全てをオンプレミスで構築する場合には、100+αの稼動に対応できるシステム容量で作らねばならない。しかしということは、80×10ヶ月分の空き稼動が発生するということでもある。つまり無駄が多い。そこでお客さんが考えたのが、20の稼動でシステムを構築し、9月と3月については、80の稼動分をクラウドを利用することで賄えないかということだ。

確かにクラウドだといってもシステムを構築する/投資する必要があるわけで、この80×2ヶ月のためにクラウド事業者は80の設備を用意しなければならない。稼動=収入として考えるならば、160(80×2)の収入のために960(80×12ヶ月)の投資が必要になるということだ。だったら全部クラウドにしてくれよ(収入400、投資1200)という気持ちもわからなくもない。

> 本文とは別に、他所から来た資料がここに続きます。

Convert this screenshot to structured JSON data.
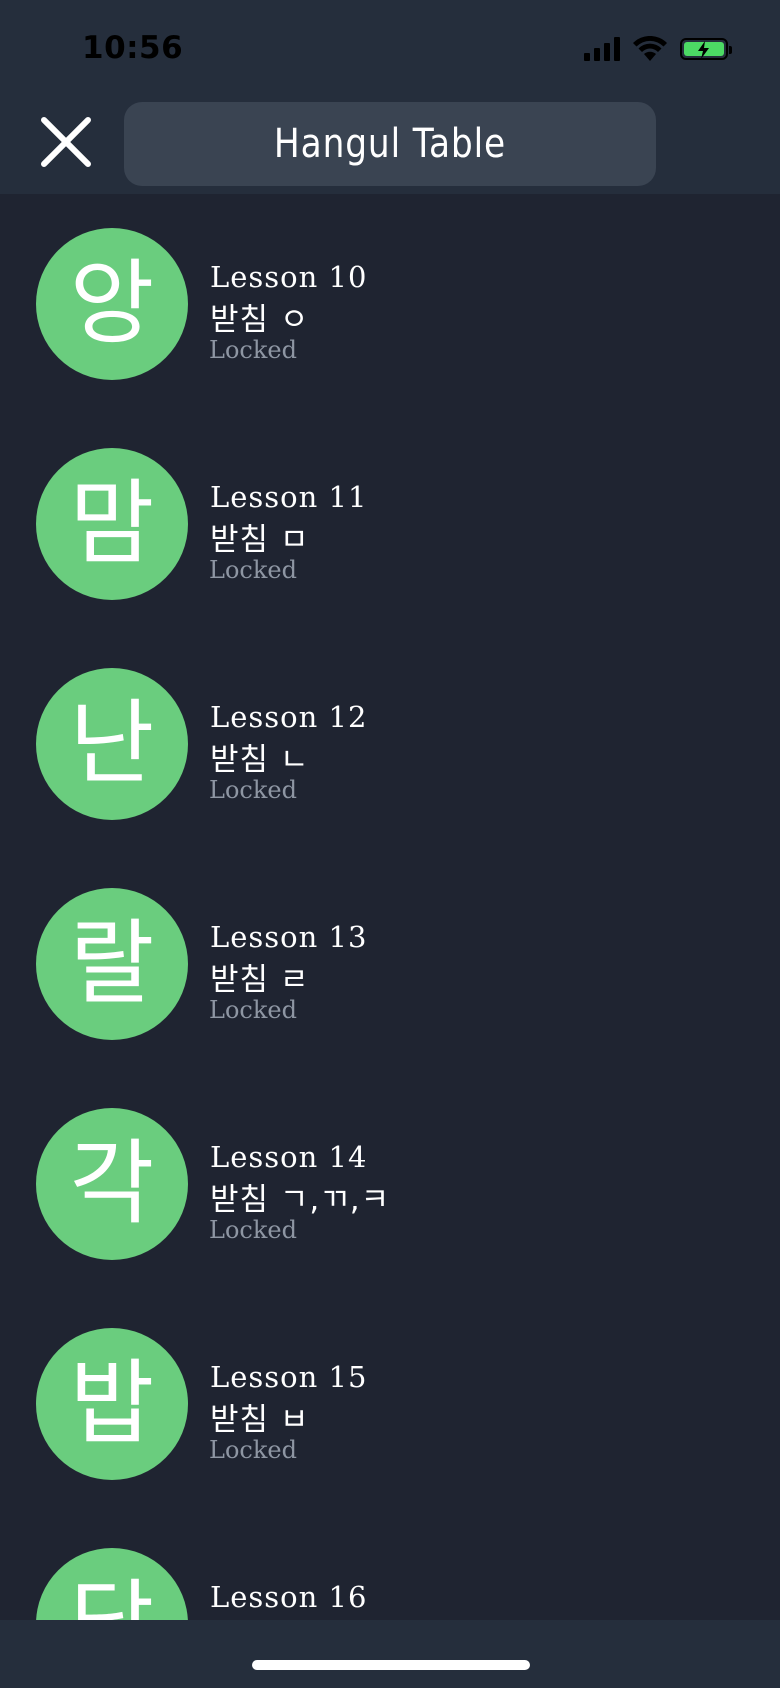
{
  "status_bar": {
    "time": "10:56"
  },
  "header": {
    "title": "Hangul Table",
    "close_icon": "close-icon"
  },
  "lessons": [
    {
      "char": "앙",
      "number": "Lesson 10",
      "subtitle": "받침 ㅇ",
      "status": "Locked"
    },
    {
      "char": "맘",
      "number": "Lesson 11",
      "subtitle": "받침 ㅁ",
      "status": "Locked"
    },
    {
      "char": "난",
      "number": "Lesson 12",
      "subtitle": "받침 ㄴ",
      "status": "Locked"
    },
    {
      "char": "랄",
      "number": "Lesson 13",
      "subtitle": "받침 ㄹ",
      "status": "Locked"
    },
    {
      "char": "각",
      "number": "Lesson 14",
      "subtitle": "받침 ㄱ,ㄲ,ㅋ",
      "status": "Locked"
    },
    {
      "char": "밥",
      "number": "Lesson 15",
      "subtitle": "받침 ㅂ",
      "status": "Locked"
    },
    {
      "char": "닫",
      "number": "Lesson 16",
      "subtitle": "",
      "status": ""
    }
  ],
  "colors": {
    "background": "#1f2431",
    "header": "#252e3c",
    "title_box": "#3a4452",
    "lesson_circle": "#6acd7e",
    "locked_text": "#8e96a3"
  }
}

しかしそれはこの一社だけを考えるからだ。こうした個社別戦略はクラウドには合っていない。そうではなく、利用それてない空き稼動をどのように/どのお客さんで埋めていくかを考えなければならないのだ。

例えばこれに毎月30の稼動が必要なお客さんが加わったとする。

収入:30/月×12ヶ月=360/年
投資:30/月×12ヶ月=360/年

クラウド事業者からすると、80/月の追加投資が必要となる。

さらに四半期の内で最初の2ヶ月に50の稼動が集中するお客さんがいるとしよう。

4月~5月:60/月
6月:10
7月~8月:60/月
9月:10
10月~11月:60/月
12月:10
1月~2月:60/月
3月:10

収入:60×9ヶ月+10×3ヶ月=570/年

しかし投資については、9月と3月を除くと既に80/月の空きがあるわけで、それを充当すれば

投資:10×4ヶ月=40

の投資ですむ。40の投資で570の収入が得られることになるのだ。

つまりクラウド事業者としては、個社別の対応で損得を考えるのではなく、全体のポートフォリオをどのように構築するか、設備の稼働率をどのように高めるか、いかにして収入全体を高めていくかという発想で考えなければならないのだろう。

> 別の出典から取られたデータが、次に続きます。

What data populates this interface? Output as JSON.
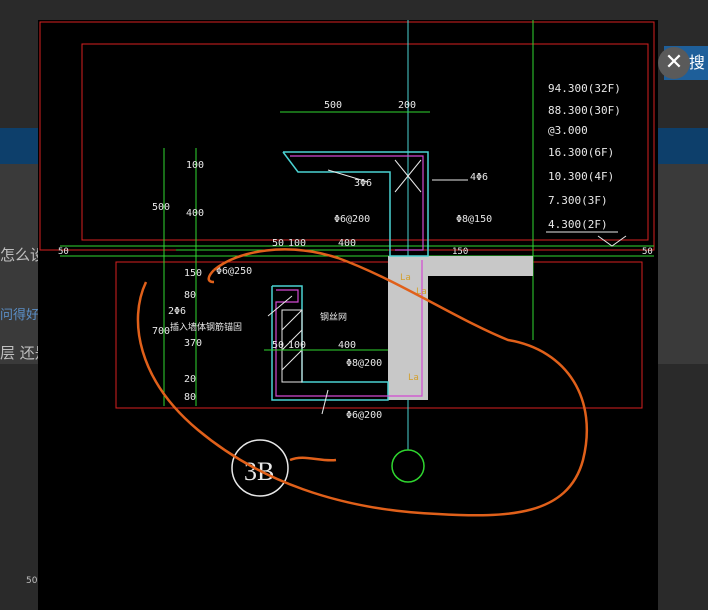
{
  "background": {
    "search_icon": "search-icon",
    "search_text": "搜",
    "text_line1": "怎么设",
    "text_line2": "问得好",
    "text_line3": "层 还是",
    "corner_label": "50"
  },
  "viewer": {
    "close_icon": "close-icon",
    "close_glyph": "✕",
    "elevations": [
      "94.300(32F)",
      "88.300(30F)",
      "@3.000",
      "16.300(6F)",
      "10.300(4F)",
      "7.300(3F)",
      "4.300(2F)"
    ],
    "dims": {
      "top_500": "500",
      "top_200": "200",
      "left_100": "100",
      "left_400": "400",
      "left_500": "500",
      "left_150": "150",
      "left_80a": "80",
      "left_700": "700",
      "left_370": "370",
      "left_20": "20",
      "left_80b": "80",
      "mid_50a": "50",
      "mid_100a": "100",
      "mid_400a": "400",
      "mid_50b": "50",
      "mid_100b": "100",
      "mid_400b": "400",
      "edge_50l": "50",
      "edge_50r": "50",
      "edge_150": "150"
    },
    "rebar": {
      "r_3d6": "3Φ6",
      "r_4d6": "4Φ6",
      "r_d6_200a": "Φ6@200",
      "r_d8_150": "Φ8@150",
      "r_d6_250": "Φ6@250",
      "r_2d6": "2Φ6",
      "r_note": "插入墙体钢筋锚固",
      "r_mesh": "钢丝网",
      "r_d8_200": "Φ8@200",
      "r_d6_200b": "Φ6@200",
      "la1": "La",
      "la2": "La",
      "la3": "La"
    },
    "detail_mark": "3B"
  },
  "colors": {
    "cad_green": "#2fd62f",
    "cad_yellow": "#e8e84a",
    "cad_magenta": "#d24ad2",
    "cad_red": "#d62020",
    "cad_cyan": "#4ad2d2",
    "cad_white": "#e8e8e8",
    "annotation_orange": "#e0601a",
    "concrete_gray": "#c8c8c8"
  }
}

そう考えるならば、日本の商習慣・生活のリズムに縛られがちな日本企業だけを相手にするのではなく、生活パターンが違う海外の企業に対しても積極的に提案していかねばならない。クリスマス商戦に影響を受ける欧米企業とクリスマス~正月にまで分散する日本、さらにはクリスマスとは全く無縁なイスラムの企業という具合に。

クラウド事業者として勝ち抜いていこうとするならば、グローバルな市場を意識しなければならないし、競合もまた国内企業だけではなく、アマゾンやGoogle、salesforceといったところとも闘わねばならないのだ。